Autologistic models for binary data on a lattice

The autologistic model is a Markov random field model for spatial binary data. Because it can account for both statistical dependence among the data and for the effects of potential covariates, the autologistic model is particularly suitable for problems in many fields, including ecology, where binary responses, indicating the presence or absence of a certain plant or animal species, are observed over a two-dimensional lattice. We consider inference and computation for two models: the original autologistic model due to Besag, and the centered autologistic model proposed recently by Caragea and Kaiser. Parameter estimation and inference for these models is a notoriously difficult problem due to the complex form of the likelihood function. We study pseudolikelihood (PL), maximum likelihood (ML), and Bayesian approaches to inference and describe ways to optimize the efficiency of these algorithms and the perfect sampling algorithms upon which they depend, taking advantage of parallel computing when possible.
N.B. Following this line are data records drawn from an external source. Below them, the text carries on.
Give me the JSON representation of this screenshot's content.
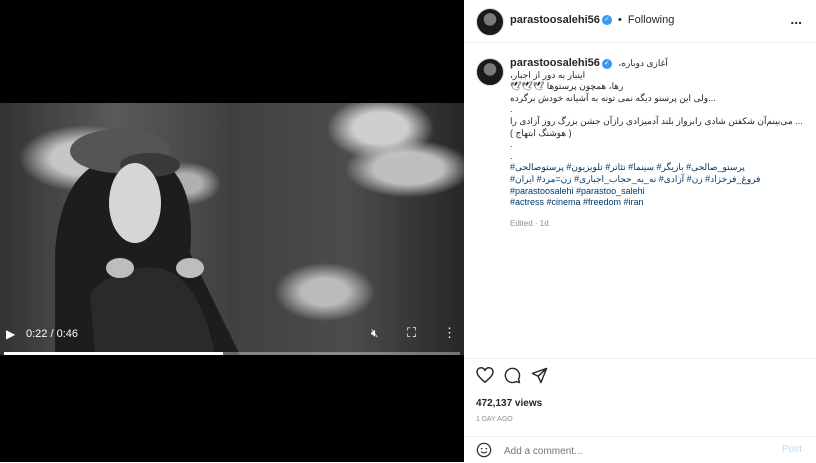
{
  "video": {
    "time": "0:22 / 0:46",
    "progress": 0.48,
    "icons": [
      "play-icon",
      "mute-icon",
      "fullscreen-icon",
      "more-vertical-icon"
    ]
  },
  "header": {
    "username": "parastoosalehi56",
    "separator": "•",
    "following": "Following",
    "more": "..."
  },
  "caption": {
    "username": "parastoosalehi56",
    "lines": [
      "آغازی دوباره،",
      "اینبار به دور از اجبار،",
      "رها، همچون پرستوها 🕊🕊🕊",
      "...ولی این پرستو دیگه نمی تونه به آشیانه خودش برگرده",
      ".",
      "... می‌بینم‌آن شکفتن شادی رابرواز بلند آدمیزادی رازآن جشن بزرگ روز آزادی را",
      "( هوشنگ ابتهاج )",
      ".",
      "."
    ],
    "tags_fa_1": "پرستو_صالحی# بازیگر# سینما# تئاتر# تلویزیون# پرستوصالحی#",
    "tags_fa_2": "فروغ_فرخزاد# زن# آزادی# نه_به_حجاب_اجباری# زن=مرد# ایران#",
    "tags_en_1": "#parastoosalehi #parastoo_salehi",
    "tags_en_2": "#actress #cinema #freedom #iran",
    "edited": "Edited · 1d"
  },
  "stats": {
    "views": "472,137 views",
    "date": "1 DAY AGO"
  },
  "comment": {
    "placeholder": "Add a comment...",
    "post": "Post"
  }
}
We conduct a simulation study to investigate the effects of spatial dependence and lattice size on parameter inference, and find that inference for regression parameters in the centered model is reliable only for reasonably large lattices (n>900) and no more than moderate spatial dependence. When the lattice is large enough, and the dependence small enough, to permit reliable inference, the three approaches perform comparably, and so we recommend the PL approach for its easier implementation and much faster execution.